Author: Dann Corbit
Date: 15:52:58 10/31/05
Go up one level in this thread
On October 31, 2005 at 17:58:04, Joachim Rang wrote: >On October 31, 2005 at 17:33:36, Dann Corbit wrote: > >>On October 31, 2005 at 17:10:10, William Kerr wrote: >> >>>Hi, >>> >>>If you had the choice of running one top program on a CPU that ran at 3x speed >>>or three different top programs each running on one CPU at x speed. Which would >>>be better for analysis or game play. In the 2nd case one could vote on the >>>choice of move if two out of three programs pick the same move. >> >>Take the scenario with three engines and run it three times as long.
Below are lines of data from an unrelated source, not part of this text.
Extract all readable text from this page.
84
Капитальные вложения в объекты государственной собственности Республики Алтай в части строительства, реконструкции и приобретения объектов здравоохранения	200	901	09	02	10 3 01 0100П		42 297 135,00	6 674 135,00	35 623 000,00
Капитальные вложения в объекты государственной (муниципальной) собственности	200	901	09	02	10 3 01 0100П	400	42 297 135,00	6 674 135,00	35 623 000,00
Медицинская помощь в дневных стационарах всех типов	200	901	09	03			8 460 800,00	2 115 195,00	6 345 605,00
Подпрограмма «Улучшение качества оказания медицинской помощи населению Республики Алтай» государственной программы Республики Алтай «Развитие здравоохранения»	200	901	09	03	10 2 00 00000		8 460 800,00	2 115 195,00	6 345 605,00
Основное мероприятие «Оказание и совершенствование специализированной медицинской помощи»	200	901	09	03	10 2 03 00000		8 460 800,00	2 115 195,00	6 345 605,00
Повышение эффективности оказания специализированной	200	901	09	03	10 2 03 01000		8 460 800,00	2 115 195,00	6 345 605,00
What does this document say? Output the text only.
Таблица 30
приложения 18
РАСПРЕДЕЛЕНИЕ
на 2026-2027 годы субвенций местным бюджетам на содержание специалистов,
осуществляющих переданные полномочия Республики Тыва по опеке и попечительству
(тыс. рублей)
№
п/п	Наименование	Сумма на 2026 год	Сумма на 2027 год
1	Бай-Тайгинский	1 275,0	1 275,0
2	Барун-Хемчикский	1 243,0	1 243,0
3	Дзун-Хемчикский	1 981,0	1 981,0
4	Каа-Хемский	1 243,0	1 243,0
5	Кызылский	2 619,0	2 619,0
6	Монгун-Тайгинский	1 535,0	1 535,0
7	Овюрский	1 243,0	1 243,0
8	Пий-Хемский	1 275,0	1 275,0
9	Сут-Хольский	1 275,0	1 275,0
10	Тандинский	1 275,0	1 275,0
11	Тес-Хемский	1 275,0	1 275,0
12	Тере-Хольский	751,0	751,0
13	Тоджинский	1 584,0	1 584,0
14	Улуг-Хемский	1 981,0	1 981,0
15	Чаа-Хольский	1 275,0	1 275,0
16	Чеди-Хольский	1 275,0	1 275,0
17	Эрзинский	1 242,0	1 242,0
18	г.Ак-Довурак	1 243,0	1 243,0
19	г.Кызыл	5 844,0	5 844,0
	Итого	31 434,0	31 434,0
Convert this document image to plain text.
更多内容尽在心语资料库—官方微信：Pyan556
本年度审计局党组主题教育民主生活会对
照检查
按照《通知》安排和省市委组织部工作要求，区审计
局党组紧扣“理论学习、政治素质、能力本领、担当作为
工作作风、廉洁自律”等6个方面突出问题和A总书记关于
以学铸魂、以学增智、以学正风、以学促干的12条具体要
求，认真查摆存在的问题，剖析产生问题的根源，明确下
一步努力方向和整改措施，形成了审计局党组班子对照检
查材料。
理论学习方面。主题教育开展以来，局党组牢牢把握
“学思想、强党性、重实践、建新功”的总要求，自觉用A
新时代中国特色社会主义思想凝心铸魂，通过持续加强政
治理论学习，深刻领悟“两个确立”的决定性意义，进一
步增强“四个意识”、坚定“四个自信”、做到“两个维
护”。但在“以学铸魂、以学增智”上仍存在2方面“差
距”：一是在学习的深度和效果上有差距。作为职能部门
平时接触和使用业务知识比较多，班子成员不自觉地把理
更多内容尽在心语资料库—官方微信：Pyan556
Then you >>have the best of both worlds (long time analysis and different opinions as >>well). >> >>As for your original problem: >>Sometimes the first will be better and sometimes the second. > >I would always opt for the second for analysis. One engine is not capable of >understanding all positions of chess (even not Fruit) ;-). I prefer to go into >the variations and see how the different engines "react". That gives me soon a >clue which engine has the best perspective and I can set up a long time >analysis. That will usually be better. But there will also be cases where the problem is solved by all three engines in 19 plies and no engines in 18 plies and you have only allotted time for 18 plies.